If you had $10 million to raise the profile of your major tech company, how would you spend it? On a Super Bowl ad? An F1 sponsorship?
You could choose to invest in training a generative AI model. While not traditional marketing, generative models are attention grabbers that lead potential customers to a company’s core products and services.
Introducing Databricks’ DBRX, a new generative AI model similar to OpenAI’s GPT series and Google’s Gemini. DBRX is now available on GitHub and Hugging Face for both research and commercial use. With base (DBRX Base) and fine-tuned (DBRX Instruct) versions, users can run and customize DBRX on various types of data.
“DBRX is optimized for English but can also handle conversations and translations in other languages like French, Spanish, and German,” said Naveen Rao, VP of generative AI at Databricks.
Databricks describes DBRX as “open source” like Meta’s Llama 2 and Mistral’s models, sparking debates about the true definition of open source in this context.
Costing $10 million and two months of training, DBRX surpasses existing open source models on benchmarks according to Databricks.

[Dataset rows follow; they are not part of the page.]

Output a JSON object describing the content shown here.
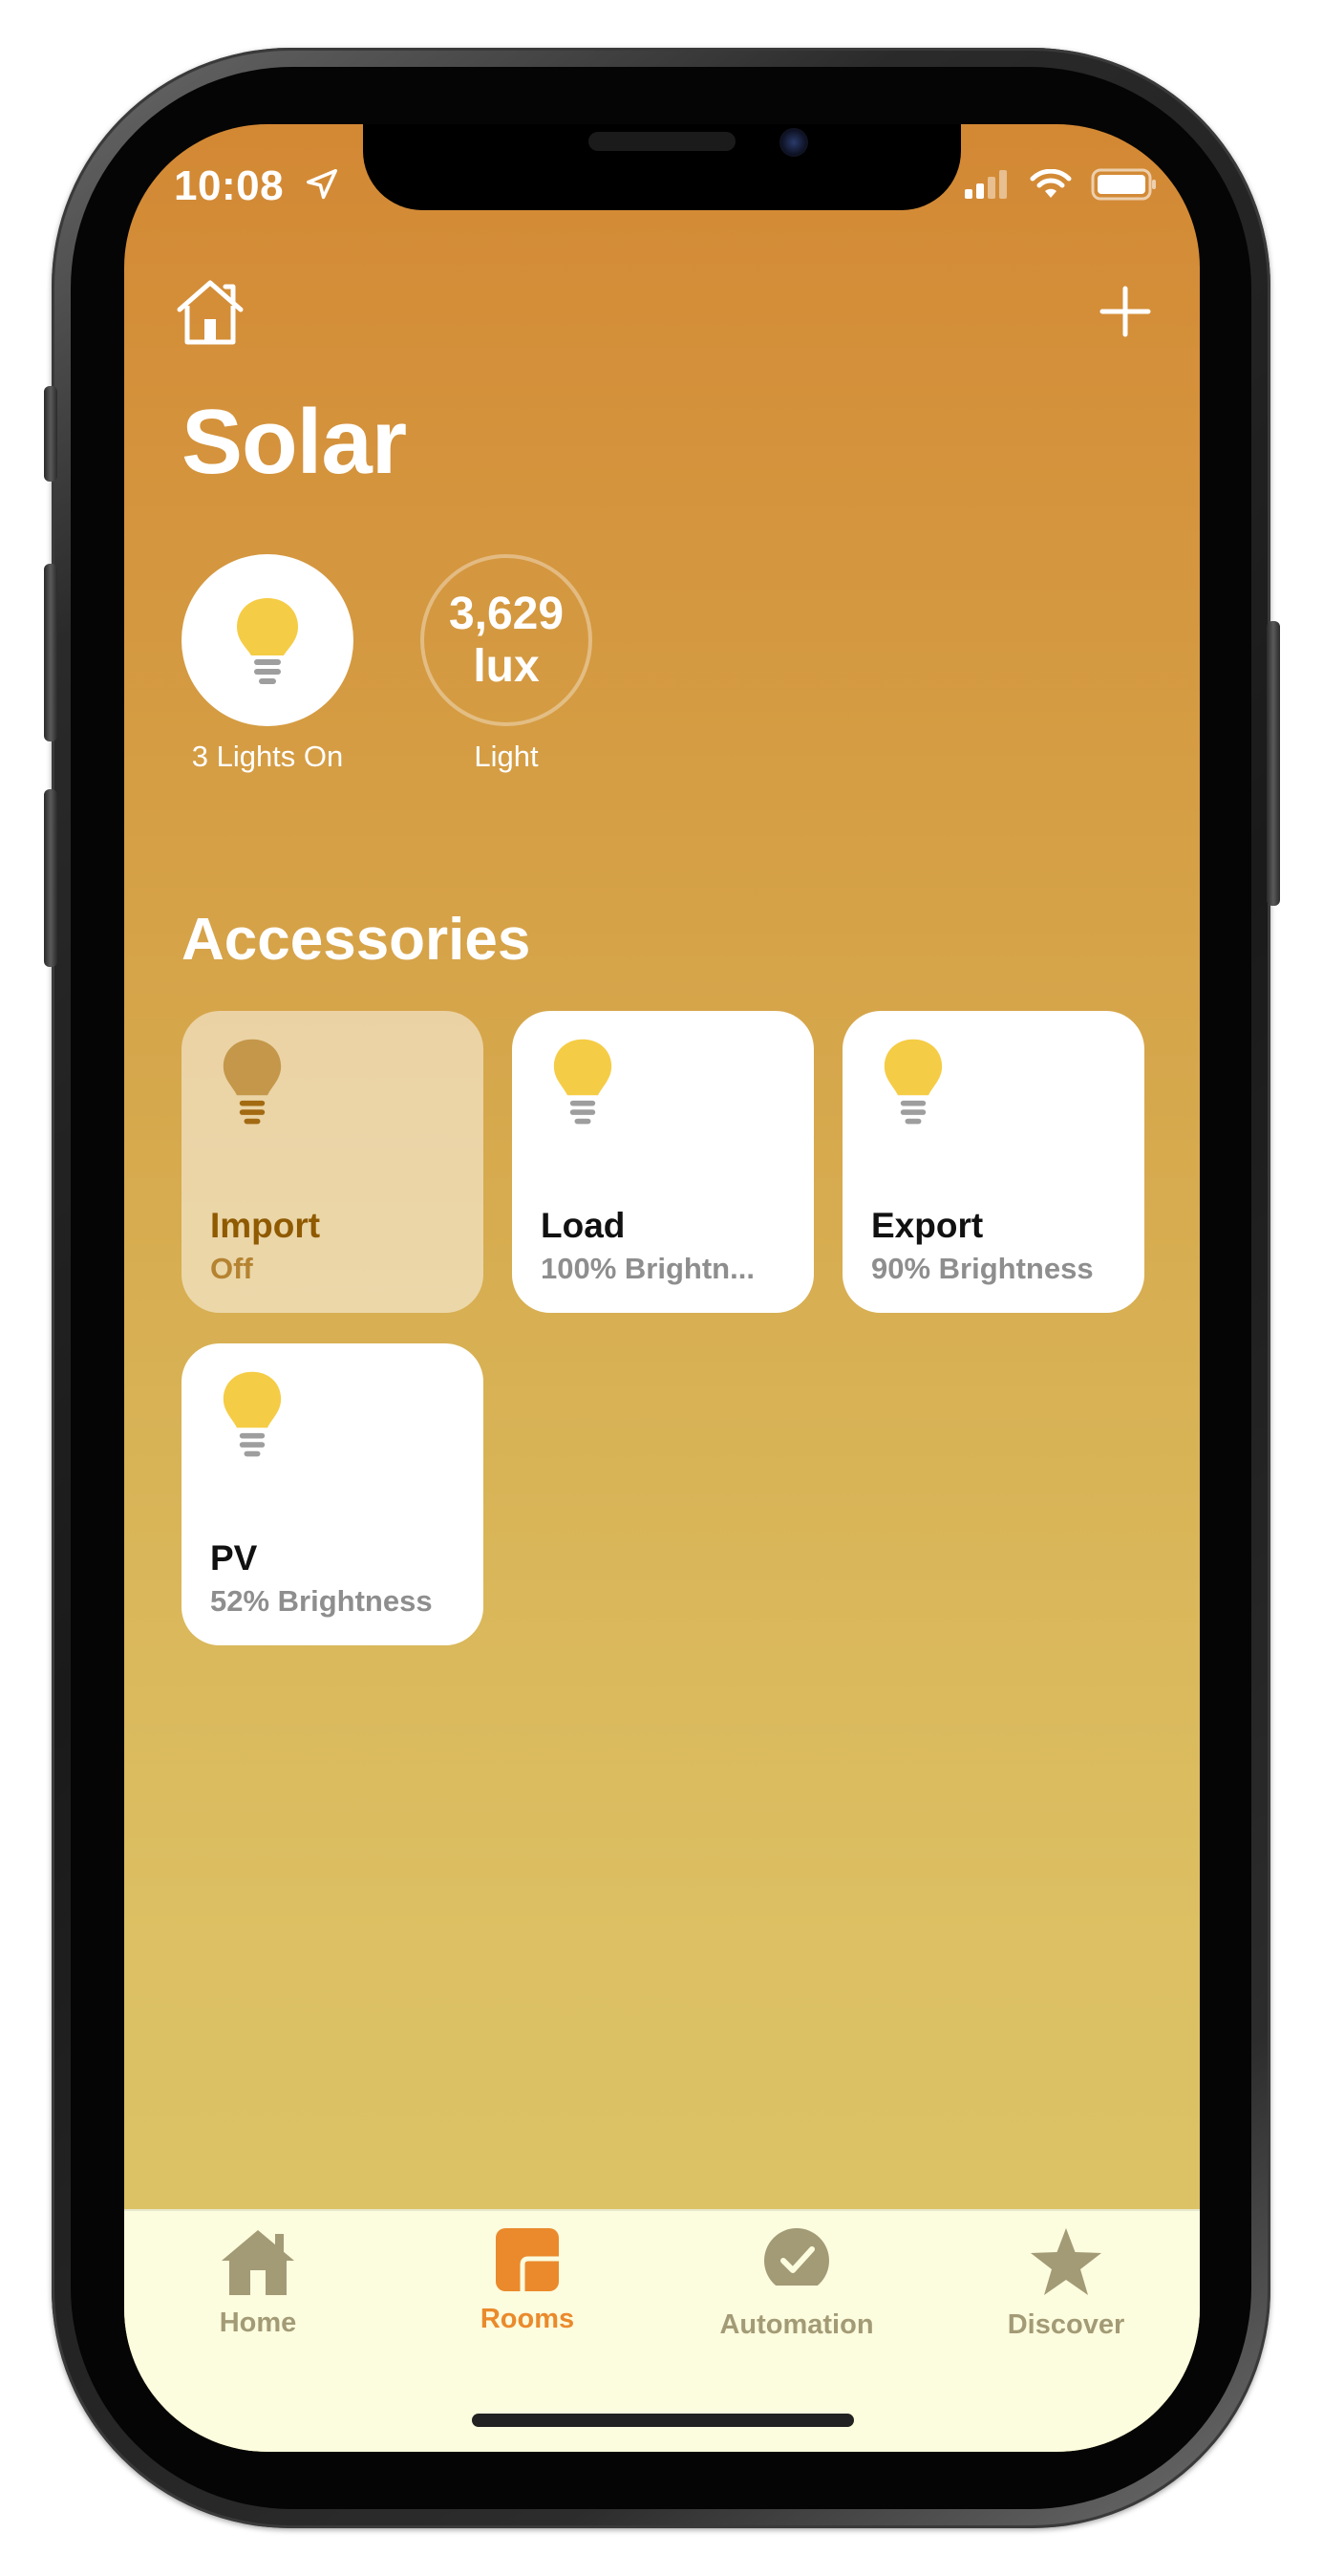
{
  "status_bar": {
    "time": "10:08"
  },
  "header": {
    "title": "Solar"
  },
  "summary": {
    "lights": {
      "label": "3 Lights On"
    },
    "lux": {
      "value": "3,629",
      "unit": "lux",
      "label": "Light"
    }
  },
  "accessories": {
    "title": "Accessories",
    "tiles": [
      {
        "name": "Import",
        "state": "Off",
        "on": false
      },
      {
        "name": "Load",
        "state": "100% Brightn...",
        "on": true
      },
      {
        "name": "Export",
        "state": "90% Brightness",
        "on": true
      },
      {
        "name": "PV",
        "state": "52% Brightness",
        "on": true
      }
    ]
  },
  "tabbar": {
    "tabs": [
      {
        "label": "Home",
        "icon": "home-icon"
      },
      {
        "label": "Rooms",
        "icon": "rooms-icon",
        "active": true
      },
      {
        "label": "Automation",
        "icon": "automation-icon"
      },
      {
        "label": "Discover",
        "icon": "star-icon"
      }
    ]
  },
  "colors": {
    "gradient_top": "#d38834",
    "gradient_bottom": "#dcc466",
    "bulb_on": "#f5cc45",
    "bulb_off": "#c4974a",
    "tab_active": "#ea8a2c",
    "tab_inactive": "#a39b76",
    "tabbar_bg": "#fcfcde"
  }
}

However, the challenge lies in accessing and using DBRX, especially for users who are not Databricks customers.
Running DBRX requires specific hardware like Nvidia H100 GPUs, making it costly outside of enterprise budgets. Databricks offers a managed solution called Mosaic AI Foundation Model to overcome these hurdles.
Even though DBRX runs faster than Llama 2 thanks to its MoE architecture, it falls short compared to leading models like OpenAI’s GPT-4. DBRX also has limitations such as potential inaccuracies in responses due to flawed associations during training.
While Databricks continues to refine DBRX, it faces challenges in competing with other generative AI models in the market that offer more features and competitive pricing. The company is exploring ways to address concerns like biases in training data and potential legal implications for users.
Rao assures that Databricks will keep improving DBRX and releasing new versions as they explore new paths in generative AI.
Looking ahead, DBRX has a long journey ahead to catch up with its peers in the generative AI landscape.
This story was corrected to note that the model took two months to train, and removed an incorrect reference to Llama 2 in the fourteenth paragraph. We regret the errors.